Tras un inicio regular (al no identificar el sesgo básico de toda evidencia generada por la industria, intentar equiparar las fuerzas detrás del «consenso dominante» con las del sector crítico, racionalizar con argumentos ad hoc la neutralidad de las asociaciones científicas o los investigadores colaboradores, etc..), una parte intermedia del texto más equilibrada, nos parece que la Dra. Rosembaum en este último tramo vuelve a infravalorar el problema.

Estando de acuerdo en la necesidad de aligerar de carga emocional la evaluación y la búsqueda de soluciones ello no significa que la indignación no pueda ser racional. No Dra. Rosembaum, la indignación en este caso es racional porque la corrupción es sistémica. Hablamos de «institutional corruption» o de «deriva institucional» como lo hemos traducido nosotros, es decir:

«situación que se produce cuando intereses privados modifican los objetivos de la medicina, a través de una influencia sistemática que altera rutinas y transforma la cultura de la organización y el comportamiento de los agentes, con consecuencias difícilmente identificables, debido a conductas inconscientes, socialmente aceptadas y/o legales».

Aunque sabemos que algunos de los casos no se sustentan en actuaciones corruptas individuales, todo el contexto acaba produciendo un desdibujamiento de los fines de la medicina y una clara preponderancia de los comerciales. 

Esta deriva institucional necesitará de mecanismos de control complejos y multicanal: penales (contra la corrupción), regulatorios (para cambiar el actual contexto favorecedor de una pérdida de los fines de la mediiccna por uno que establezca otras reglas del juego, como las propuestas de la iniciativa AllTrials o las salvaguardas que establece la Sunshine Act norteamericana) y éticos (de autocontrol, autocensura y de una posición favorable de profesionales y asociaciones científicas a la declaración de relaciones y la rendición de cuentas).

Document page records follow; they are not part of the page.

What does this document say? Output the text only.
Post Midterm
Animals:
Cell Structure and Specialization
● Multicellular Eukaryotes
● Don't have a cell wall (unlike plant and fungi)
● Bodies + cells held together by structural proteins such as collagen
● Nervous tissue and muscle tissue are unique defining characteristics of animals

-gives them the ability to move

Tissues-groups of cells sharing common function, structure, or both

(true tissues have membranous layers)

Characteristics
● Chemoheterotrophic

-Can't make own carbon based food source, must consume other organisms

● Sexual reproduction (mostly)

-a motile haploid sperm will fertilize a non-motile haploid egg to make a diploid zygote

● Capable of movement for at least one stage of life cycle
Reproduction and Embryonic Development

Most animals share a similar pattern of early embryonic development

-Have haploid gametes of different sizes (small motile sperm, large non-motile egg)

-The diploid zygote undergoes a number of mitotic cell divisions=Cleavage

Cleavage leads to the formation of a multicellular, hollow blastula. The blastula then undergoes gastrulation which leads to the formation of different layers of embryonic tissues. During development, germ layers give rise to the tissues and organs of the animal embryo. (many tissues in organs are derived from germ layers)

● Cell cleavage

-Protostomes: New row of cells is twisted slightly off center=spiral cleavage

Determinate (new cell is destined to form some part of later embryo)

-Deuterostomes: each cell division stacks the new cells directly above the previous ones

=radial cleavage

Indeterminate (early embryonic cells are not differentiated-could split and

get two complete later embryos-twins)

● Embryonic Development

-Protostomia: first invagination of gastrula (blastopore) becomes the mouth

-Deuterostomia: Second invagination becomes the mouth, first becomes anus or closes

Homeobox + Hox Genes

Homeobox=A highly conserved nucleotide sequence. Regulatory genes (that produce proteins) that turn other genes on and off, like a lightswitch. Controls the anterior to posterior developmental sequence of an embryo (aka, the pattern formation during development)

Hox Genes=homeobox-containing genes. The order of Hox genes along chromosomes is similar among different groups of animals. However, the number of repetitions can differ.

Estamos de acuerdo en que es necesario reconstruir las relaciones con la industria porque de hecho no todas son perversas y/o dañinas. Pero no estamos seguros de que los argumentos esgrimidos por la Dra. Rosembaum sean suficientes para afrontar un problema que es sistémico y que ella analiza con una metodología que no impugna el paradigma, es decir, que analiza la situación en un marco aceptado que a nosotros nos parece muy problemático. 

Veremos cómo siguen los siguientes textos.

Tras su análisis, intentaremos hacer una serie de propuestas constructivas por nuestra parte.